Rezension zu Martin Scorsese
ray Filmmagazin, Nr. 09, 2017
Rezension von Walter Gasperi
Martin Scorsese ist wahrlich kein Unbekannter, dennoch öffnet der
13. Band der Reihe »Im Dialog: Psychoanalyse und Filmtheorie« neue
Sichtweisen und Blicke. Nicht das umfangreiche Gesamtwerk des
75-jährigen Amerikaners wird vorgestellt, sondern nach drei
übergreifenden Artikeln der Fokus auf einzelne Filme und Aspekte
gelegt. Während Georg Seeßlen den biografischen Wurzeln, dem
Spannungsfeld von Kinofabrik und eigenen Visionen sowie der
ständigen Weiterentwicklung von Themen nachspürt, analysiert Marcus
Stiglegger auf der Basis von Rene Girards Opfertheorie
Opfersituationen in den Filmen Scorseses. Aufregend – und
keinesfalls unkritisch – untersucht Dietrich Stern dagegen die
Entwicklung und die Vielfalt der Soundtracks von »Mean Streets«,
der noch von eigenen jugendlichen Musikvorlieben bestimmt war, bis
hin zum düsteren »Shutter Island«.
Die anschließenden Einzelanalysen beschränken sich auf acht Filme.
Helmut Däuker beschäftigt sich, eingebettet in die persönlichen
Wurzeln von Scorsese, Drehbuchautor Schrader und Hauptdarsteller De
Niro, mit der Rolle der Gewalt in »Taxi Driver« und stellt
Parallelen zu Amokläufern oder auch IS-Terroristen her. Hannes
König zeigt, wie das Remake »Cape Fear« durch entscheidende
Veränderungen gegenüber dem Original von J. Lee Thompson (1962) zu
einer verstörenden Auseinandersetzung mit Gerechtigkeit, Freiheit
und Erlösung wird. Zwei Beiträge widmen sich jeweils »The Color of
Money, Shutter Island« und »Hugo Cabret«. Jochen Hörich untersucht
dabei in seinem Essay zu »The Color of Money« den phallischen
Charakter des Billardspiels ebenso wie die ödipale
Dreieckskonstruktion, die verschiedenen Süchte, die in dem Film
vorkommen, und das Spiel mit dem betrogenen Betrüger. Bei Ralf
Zwiebels und Martin Bölles Beiträgen zu »Shutter Island« liegt
dagegen jeweils der Fokus auf der radikalen Innenperspektive des an
einer paranoid-halluzinatorischen Psychose leidenden Protagonisten.

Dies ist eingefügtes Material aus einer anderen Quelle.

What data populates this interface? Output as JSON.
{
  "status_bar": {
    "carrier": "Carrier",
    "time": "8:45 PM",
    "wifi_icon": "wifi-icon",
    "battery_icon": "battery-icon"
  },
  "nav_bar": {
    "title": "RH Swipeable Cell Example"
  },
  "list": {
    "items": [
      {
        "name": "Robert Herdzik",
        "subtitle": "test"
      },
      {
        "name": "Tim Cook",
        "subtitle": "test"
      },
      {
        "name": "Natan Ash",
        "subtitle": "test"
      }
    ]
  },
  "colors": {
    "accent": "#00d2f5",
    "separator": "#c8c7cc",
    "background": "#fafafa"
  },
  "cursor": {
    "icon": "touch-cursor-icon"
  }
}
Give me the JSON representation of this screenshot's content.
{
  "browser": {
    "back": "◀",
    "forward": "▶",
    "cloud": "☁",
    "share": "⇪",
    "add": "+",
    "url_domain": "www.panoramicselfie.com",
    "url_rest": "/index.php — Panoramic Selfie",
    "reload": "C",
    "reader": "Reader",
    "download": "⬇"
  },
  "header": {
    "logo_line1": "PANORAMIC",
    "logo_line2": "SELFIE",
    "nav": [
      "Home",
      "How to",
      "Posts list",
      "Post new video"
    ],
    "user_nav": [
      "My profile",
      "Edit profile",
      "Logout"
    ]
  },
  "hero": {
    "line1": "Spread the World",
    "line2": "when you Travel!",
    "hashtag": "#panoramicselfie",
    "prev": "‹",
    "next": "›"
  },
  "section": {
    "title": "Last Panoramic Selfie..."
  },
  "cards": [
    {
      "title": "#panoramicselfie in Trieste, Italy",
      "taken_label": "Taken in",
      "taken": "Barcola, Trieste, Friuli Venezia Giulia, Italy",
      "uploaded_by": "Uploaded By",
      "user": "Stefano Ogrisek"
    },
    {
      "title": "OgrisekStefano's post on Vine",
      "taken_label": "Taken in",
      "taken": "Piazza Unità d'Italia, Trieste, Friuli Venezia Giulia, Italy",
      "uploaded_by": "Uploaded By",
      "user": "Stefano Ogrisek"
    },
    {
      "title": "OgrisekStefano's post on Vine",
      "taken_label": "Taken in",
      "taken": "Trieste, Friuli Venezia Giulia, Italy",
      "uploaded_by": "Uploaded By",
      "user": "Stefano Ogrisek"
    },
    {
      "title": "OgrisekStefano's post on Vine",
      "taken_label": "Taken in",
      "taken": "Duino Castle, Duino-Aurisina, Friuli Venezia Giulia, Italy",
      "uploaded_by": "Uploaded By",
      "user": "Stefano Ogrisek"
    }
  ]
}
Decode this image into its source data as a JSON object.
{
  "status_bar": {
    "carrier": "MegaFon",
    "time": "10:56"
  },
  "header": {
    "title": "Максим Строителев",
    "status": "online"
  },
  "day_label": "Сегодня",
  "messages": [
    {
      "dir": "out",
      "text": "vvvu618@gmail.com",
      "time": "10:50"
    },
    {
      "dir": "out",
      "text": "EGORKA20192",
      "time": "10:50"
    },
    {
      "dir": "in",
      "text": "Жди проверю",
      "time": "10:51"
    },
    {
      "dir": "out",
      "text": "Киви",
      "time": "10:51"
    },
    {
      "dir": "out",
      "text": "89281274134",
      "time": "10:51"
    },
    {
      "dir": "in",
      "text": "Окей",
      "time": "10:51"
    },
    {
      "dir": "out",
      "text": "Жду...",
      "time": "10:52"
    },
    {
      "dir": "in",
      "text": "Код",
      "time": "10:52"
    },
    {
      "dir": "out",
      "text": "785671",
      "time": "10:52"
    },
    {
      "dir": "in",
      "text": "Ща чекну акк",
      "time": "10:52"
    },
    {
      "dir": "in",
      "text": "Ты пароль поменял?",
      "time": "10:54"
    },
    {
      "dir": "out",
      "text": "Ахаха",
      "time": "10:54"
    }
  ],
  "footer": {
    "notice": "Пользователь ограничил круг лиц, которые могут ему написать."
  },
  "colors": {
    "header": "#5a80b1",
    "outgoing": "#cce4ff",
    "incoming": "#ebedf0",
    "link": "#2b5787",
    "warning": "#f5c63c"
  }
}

Gerhard Schneider arbeitet die Verlusterfahrungen der Protagonisten
von »Hugo Cabret« heraus, während Peter Bär in einem Bildbeitrag
durch Gegenüberstellung von historischen Aufnahmen und der
Inszenierung Scorseses sowie von Filmbildern eine Ahnung vom
Reichtum und der detailreichen Machart dieser Liebeserklärung an
den Filmpionier Georges Melies und das Kino im Allgemeinen
vermittelt.
Unter dem filmwissenschaftlichen Aspekt der Inszenierung der
Geschwindigkeit blickt Kai Naumann auf »Good Fellas« und zeigt auch
auf, wie Scorsese mit dem Genre des Gangsterfilms spielt.
Psychoanalytisch analysiert Katharina Leube-Sonnleitner »The Age of
Innocence« und arbeitet nach interpretierender Inhaltsangabe die
Melancholie des Protagonisten heraus.